Estate planning is not just about death. It’s very common for people to become incapacitated by an accident or sudden medical episode – like a stroke – that leaves them unable to manage their financial affairs.

If this happens to you, who will take care of paying your bills or managing your healthcare? A power of attorney designation for both financial and healthcare decisions can save your family a lot of time and money and make sure everything is handled according to your wishes.

#9 – Support Your Favorite Cause

You might have heard that Mark Zuckerberg (the founder of Facebook) decided to join Bill Gates and Warren Buffet in leaving the vast majority of his fortune to charity instead of his family.
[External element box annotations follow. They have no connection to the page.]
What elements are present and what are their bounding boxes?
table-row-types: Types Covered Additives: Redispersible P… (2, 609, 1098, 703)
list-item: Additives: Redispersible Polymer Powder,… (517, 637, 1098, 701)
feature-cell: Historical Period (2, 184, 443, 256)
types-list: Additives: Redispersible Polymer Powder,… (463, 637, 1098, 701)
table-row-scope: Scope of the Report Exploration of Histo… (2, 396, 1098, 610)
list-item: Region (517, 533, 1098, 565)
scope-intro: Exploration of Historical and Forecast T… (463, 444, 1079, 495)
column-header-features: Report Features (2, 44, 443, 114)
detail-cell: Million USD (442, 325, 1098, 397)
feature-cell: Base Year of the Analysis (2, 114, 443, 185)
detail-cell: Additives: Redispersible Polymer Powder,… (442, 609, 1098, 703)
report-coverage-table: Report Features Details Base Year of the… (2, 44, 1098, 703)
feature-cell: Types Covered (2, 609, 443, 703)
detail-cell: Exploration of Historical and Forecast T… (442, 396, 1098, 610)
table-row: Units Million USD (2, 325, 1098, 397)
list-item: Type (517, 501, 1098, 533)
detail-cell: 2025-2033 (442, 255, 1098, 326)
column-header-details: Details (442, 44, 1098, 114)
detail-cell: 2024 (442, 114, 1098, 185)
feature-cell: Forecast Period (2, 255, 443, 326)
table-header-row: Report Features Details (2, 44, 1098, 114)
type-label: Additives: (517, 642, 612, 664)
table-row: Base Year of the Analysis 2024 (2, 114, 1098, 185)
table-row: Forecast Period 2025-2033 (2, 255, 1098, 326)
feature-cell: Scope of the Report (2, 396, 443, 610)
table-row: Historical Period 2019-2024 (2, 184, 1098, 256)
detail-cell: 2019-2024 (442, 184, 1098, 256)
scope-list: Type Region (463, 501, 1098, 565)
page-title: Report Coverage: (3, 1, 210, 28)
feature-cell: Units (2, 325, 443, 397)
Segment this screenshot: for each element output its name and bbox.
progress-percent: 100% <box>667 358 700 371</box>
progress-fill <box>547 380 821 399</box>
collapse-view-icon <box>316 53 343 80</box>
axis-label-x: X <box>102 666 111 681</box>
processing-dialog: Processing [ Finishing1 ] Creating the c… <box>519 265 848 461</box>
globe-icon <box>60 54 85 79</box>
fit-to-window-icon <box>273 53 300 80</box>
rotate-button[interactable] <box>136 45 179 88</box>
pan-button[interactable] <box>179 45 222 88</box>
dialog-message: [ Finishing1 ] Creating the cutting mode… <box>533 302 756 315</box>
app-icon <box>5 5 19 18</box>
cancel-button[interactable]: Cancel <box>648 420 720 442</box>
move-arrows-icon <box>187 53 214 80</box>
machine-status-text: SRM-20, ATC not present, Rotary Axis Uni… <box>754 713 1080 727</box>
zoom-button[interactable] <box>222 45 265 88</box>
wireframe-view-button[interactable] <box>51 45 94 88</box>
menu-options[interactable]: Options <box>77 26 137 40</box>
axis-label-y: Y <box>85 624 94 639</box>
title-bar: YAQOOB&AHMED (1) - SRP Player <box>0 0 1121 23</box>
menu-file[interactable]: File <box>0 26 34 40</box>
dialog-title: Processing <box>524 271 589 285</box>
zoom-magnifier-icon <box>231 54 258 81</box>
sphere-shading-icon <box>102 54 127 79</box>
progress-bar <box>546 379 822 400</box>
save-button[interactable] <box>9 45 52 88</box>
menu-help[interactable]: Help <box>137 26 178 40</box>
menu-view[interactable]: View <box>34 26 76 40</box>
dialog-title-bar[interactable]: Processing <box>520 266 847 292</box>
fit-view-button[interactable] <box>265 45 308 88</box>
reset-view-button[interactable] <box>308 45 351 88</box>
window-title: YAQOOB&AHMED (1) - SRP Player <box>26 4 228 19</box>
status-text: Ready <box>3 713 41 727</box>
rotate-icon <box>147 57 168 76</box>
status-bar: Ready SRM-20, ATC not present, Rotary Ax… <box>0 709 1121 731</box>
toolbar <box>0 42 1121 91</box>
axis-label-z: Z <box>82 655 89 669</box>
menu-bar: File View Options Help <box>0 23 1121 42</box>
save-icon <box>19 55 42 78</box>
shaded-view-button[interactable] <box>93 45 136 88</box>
Even though you don’t have billions of dollars to leave to charity, you can still make a difference by supporting your favorite educational, religious, or other charitable cause. Even if it’s just a hundred dollars, that money can help others and make a difference in their lives.

#10 – Make Sure Your Business Runs Smoothly

If you are a small business owner, then you absolutely must have an estate plan. It’s one of the most important things you can do and is really not optional. Without one, your business will likely fall apart quickly and completely if something happens to you, and that can cause incredible financial hardship on your family.

You have the opportunity to provide for an orderly transition to someone else and continue the business by spelling out what happens if you become disabled or die. Don’t do a disservice to your family by leaving these kinds of ends untied.